Augmenter le temps de travail des professeurs en Fédération Wallonie-Bruxelles : mesure réaliste ?
La Fédération Wallonie-Bruxelles souffre d’un déficit d’1,5 milliard et les experts recommandent de réaliser 300 millions d’économies d’ici 2029. Philippe Defeyt estime qu’il faut aligner la charge horaire des enseignants du secondaire supérieur sur celle des enseignants du secondaire inférieur pour des raisons d’équité.
Dans un contexte de troubles financiers pour la Fédération Wallonie-Bruxelles (FWB), un comité d’experts a été mandaté par Élisabeth Degryse pour examiner les possibilités d’économies. Actuellement, le budget de la FWB présente un déficit de 1,5 milliard d’euros. Les experts recommandent de réaliser 300 millions d’euros d’économies d’ici 2029 afin de redresser la situation financière de la FWB.
Le rapport des experts souligne à la fois la nécessité et l’urgence de ces mesures. Parmi leurs propositions figurent l’augmentation des heures de cours pour certains enseignants du secondaire, l’augmentation du minerval dans l’enseignement supérieur, et une révision du système de facturation des crèches. Bien que ces mesures visent à éviter un endettement accru, elles suscitent de vives inquiétudes parmi les enseignants. La décision d’appliquer ces mesures incombe désormais au gouvernement et au Parlement de la Communauté française.
Les experts recommandent d’accroître le nombre d’heures de cours dispensées par les professeurs du secondaire supérieur, ainsi que d’augmenter la charge horaire des enseignants d’éducation physique et d’éducation artistique et musicale. Philippe Defeyt, économiste membre du groupe d’experts, défend que l’harmonisation des charges horaires des enseignants du secondaire supérieur avec celles de leurs collègues du secondaire inférieur serait équitable, tout en s’alignant sur les pratiques dans la majorité des pays européens.
Adrien Roosman, permanent du SETCa, questionne les bases objectives de cette évaluation : « J’aimerais bien savoir sur quelles bases objectives les experts ici se sont prononcés. Cela fait des années que nous demandons, en tant qu’organisation syndicale, que l’on objective le temps de travail des enseignants en Fédération Wallonie-Bruxelles. » Roosman estime que, d’après l’exemple de la Flandre, les enseignants y consacreraient environ 46 heures par semaine, ce qui dépasse déjà le temps légal. Il souligne également que le travail des enseignants inclut des tâches invisibles, non comptabilisées, remettant en question les chiffres avancés dans le rapport.

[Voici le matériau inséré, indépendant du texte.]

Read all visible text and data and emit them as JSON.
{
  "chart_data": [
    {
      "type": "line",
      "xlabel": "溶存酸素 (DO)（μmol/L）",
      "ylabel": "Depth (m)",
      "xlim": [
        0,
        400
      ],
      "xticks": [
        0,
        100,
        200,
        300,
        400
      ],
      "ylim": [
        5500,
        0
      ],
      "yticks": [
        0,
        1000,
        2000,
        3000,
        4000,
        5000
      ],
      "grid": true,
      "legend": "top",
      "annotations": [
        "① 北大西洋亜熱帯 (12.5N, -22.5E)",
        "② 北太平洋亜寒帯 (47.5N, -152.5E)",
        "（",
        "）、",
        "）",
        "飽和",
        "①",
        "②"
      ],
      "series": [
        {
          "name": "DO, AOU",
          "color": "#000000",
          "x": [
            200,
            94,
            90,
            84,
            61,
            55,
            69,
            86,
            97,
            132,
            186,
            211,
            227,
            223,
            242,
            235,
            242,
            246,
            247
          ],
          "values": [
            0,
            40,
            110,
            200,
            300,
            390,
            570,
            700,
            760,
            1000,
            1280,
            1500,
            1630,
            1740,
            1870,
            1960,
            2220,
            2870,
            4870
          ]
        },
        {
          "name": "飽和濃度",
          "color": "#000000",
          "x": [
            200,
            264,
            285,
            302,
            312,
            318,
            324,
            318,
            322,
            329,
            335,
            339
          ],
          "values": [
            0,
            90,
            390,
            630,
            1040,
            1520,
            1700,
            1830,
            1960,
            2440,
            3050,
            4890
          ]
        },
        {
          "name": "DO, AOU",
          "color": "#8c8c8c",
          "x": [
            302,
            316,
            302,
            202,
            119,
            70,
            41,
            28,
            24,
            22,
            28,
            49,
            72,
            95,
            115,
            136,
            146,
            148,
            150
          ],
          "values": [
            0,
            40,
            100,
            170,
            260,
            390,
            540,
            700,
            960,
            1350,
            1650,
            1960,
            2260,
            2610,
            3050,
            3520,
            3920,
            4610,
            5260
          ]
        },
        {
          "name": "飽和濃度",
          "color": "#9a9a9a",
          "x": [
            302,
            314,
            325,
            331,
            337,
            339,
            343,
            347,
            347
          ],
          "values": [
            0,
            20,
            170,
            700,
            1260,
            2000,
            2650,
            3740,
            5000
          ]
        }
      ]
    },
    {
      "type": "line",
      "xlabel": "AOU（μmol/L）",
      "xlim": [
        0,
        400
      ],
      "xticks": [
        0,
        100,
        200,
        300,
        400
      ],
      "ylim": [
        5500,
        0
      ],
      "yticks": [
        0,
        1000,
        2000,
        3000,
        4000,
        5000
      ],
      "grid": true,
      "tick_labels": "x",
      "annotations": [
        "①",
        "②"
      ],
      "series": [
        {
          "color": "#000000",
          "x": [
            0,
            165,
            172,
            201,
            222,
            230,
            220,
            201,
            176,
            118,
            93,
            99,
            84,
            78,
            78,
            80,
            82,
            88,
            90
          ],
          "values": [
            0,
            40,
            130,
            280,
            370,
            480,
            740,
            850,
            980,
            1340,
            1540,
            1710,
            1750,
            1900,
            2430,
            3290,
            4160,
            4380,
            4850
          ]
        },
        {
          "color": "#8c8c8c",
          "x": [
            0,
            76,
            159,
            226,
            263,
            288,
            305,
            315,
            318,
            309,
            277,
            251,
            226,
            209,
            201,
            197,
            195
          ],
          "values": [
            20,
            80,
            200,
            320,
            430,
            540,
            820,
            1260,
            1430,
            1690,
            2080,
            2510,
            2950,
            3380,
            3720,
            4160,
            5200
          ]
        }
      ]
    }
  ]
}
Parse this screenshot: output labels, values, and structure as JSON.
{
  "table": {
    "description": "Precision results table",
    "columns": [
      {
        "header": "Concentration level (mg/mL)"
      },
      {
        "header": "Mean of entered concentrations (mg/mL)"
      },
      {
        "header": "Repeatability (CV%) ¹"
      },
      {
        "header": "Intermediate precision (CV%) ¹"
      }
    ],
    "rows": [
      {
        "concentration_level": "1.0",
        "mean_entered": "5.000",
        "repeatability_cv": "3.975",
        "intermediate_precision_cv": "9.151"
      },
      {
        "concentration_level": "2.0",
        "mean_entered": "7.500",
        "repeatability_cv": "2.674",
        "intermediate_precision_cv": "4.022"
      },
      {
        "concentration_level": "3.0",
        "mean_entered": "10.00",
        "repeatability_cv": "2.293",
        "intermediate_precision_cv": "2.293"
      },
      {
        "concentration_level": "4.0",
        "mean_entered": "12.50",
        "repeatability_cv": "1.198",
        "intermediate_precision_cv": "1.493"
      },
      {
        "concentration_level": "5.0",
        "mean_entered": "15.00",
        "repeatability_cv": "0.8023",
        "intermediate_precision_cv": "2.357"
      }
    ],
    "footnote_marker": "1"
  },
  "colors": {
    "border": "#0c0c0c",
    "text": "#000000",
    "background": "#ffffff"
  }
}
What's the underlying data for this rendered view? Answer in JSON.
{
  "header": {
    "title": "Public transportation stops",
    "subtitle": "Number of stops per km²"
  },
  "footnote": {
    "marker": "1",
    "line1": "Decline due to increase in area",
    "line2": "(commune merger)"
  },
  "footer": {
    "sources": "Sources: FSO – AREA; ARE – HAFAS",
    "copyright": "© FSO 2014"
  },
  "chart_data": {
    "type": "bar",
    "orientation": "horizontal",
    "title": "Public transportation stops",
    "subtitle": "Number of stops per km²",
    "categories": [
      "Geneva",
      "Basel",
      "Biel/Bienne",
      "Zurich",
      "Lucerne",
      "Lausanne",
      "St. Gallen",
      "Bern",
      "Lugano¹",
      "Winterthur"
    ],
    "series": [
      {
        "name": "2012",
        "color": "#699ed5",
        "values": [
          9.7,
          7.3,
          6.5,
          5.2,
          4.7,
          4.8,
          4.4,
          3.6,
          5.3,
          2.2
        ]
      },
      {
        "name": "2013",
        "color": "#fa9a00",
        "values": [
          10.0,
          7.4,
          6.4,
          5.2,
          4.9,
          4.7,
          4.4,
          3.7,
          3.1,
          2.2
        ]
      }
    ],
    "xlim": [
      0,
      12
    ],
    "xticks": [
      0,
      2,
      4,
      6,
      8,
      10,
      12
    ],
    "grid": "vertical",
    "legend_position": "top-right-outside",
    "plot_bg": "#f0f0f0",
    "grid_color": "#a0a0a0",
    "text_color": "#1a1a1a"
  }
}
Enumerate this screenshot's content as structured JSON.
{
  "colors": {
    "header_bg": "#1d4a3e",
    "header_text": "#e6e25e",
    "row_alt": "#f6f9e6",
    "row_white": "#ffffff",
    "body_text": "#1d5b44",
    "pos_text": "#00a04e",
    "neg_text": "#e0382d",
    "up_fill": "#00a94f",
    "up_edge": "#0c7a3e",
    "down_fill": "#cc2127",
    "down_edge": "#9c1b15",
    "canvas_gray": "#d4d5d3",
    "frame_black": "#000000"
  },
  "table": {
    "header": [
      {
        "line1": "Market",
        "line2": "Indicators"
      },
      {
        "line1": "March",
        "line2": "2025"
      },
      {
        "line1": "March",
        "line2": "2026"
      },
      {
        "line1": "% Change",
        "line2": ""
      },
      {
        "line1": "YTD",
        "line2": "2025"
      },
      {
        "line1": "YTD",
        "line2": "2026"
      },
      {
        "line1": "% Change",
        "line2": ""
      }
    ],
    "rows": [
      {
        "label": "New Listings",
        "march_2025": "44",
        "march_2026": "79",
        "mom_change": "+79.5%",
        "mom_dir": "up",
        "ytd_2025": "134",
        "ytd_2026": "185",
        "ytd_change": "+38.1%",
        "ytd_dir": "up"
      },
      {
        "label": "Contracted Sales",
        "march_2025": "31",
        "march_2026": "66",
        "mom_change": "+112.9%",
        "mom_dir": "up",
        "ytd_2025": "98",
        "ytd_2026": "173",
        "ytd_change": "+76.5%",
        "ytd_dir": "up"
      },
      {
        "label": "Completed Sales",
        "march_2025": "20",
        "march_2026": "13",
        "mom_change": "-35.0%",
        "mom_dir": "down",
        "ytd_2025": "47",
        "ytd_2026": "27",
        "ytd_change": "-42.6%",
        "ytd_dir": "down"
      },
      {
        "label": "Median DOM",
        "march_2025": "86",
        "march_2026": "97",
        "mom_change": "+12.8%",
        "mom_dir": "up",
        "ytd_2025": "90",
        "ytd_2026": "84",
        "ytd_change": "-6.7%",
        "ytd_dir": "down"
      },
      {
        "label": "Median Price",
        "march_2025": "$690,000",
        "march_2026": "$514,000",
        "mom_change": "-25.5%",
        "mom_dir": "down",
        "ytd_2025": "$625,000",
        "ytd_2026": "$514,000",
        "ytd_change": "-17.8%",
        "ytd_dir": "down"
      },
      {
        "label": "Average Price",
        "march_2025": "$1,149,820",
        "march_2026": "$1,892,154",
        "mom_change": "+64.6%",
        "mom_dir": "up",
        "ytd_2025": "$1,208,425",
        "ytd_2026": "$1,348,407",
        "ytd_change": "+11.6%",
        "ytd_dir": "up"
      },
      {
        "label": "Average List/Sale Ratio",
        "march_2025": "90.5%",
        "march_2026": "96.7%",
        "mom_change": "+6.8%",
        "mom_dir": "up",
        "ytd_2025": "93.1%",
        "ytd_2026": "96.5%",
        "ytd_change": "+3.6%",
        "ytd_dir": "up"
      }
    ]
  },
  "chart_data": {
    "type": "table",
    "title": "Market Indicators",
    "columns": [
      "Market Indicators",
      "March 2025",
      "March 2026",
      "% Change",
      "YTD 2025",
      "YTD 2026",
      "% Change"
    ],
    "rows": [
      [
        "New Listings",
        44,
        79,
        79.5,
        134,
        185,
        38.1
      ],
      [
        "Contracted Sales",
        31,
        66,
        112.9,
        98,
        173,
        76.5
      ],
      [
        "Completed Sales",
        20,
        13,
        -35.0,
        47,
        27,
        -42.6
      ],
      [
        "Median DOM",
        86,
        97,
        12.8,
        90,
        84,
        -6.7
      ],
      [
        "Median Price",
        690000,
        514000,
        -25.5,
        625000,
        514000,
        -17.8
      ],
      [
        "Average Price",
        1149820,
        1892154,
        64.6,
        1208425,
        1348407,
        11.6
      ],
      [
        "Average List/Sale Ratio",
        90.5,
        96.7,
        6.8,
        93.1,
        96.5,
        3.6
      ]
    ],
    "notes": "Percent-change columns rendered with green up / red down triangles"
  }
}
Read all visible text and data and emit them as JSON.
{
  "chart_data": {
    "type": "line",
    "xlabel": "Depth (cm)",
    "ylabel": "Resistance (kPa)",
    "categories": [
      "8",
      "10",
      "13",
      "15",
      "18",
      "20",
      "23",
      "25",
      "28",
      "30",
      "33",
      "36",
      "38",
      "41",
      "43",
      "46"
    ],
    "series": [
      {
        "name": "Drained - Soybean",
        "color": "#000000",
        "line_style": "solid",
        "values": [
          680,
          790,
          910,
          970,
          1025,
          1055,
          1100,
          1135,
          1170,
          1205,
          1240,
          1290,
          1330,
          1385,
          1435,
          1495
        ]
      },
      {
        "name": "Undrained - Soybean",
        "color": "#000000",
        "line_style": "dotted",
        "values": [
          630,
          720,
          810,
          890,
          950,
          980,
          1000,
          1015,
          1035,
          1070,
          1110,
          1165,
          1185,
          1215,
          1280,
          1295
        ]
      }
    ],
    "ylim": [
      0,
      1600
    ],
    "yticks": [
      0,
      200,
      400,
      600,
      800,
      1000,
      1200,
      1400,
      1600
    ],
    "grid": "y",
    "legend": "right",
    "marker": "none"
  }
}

Philippe Defeyt, conscient que le travail d’un enseignant dépasse le temps passé en classe, insiste sur la nécessité de calculer la charge annuelle pour la comparer à d’autres professions. Il s’interroge également sur les justifications de la différence de préparation entre enseignants du supérieur et du secondaire inférieur, une question à laquelle une auditrice répond : « Est-ce qu’une dissertation de quatre pages prend le même temps à corriger qu’un texte d’une centaine de mots ? »
Marc Sirlereau, journaliste à la RTBF, estime que la plupart des recommandations des experts s’accordent avec les objectifs du gouvernement MR-Engagés, bien que certaines ne le soient pas. Une mesure clé du gouvernement Degryse vise à mettre fin aux nominations dans l’enseignement, pour privilégier des contrats à durée indéterminée, ce qui pourrait causer des surcoûts significatifs. Les experts remettent également en question les disponibilités précédant la retraite des enseignants, proposant qu’il faudrait les réexaminer.
Pour Adrien Roosman, il sera « difficile de dénicher des mesures positives dans ce catalogue des horreurs », tout en identifiant une mesure qui rejoint certaines attentes des syndicats : la question des CDI pourrait représenter un surcoût intolérable pour la FWB.
Philippe Defeyt nuance les critiques en soulignant que le rapport des experts aborde aussi des besoins d’investissement pour l’avenir, comme le meilleur accompagnement des enseignants débutants et la possibilité pour les enseignants en fin de carrière de se dégager de tâches trop lourdes en mettant leur expérience au service de leurs collègues et de l’établissement.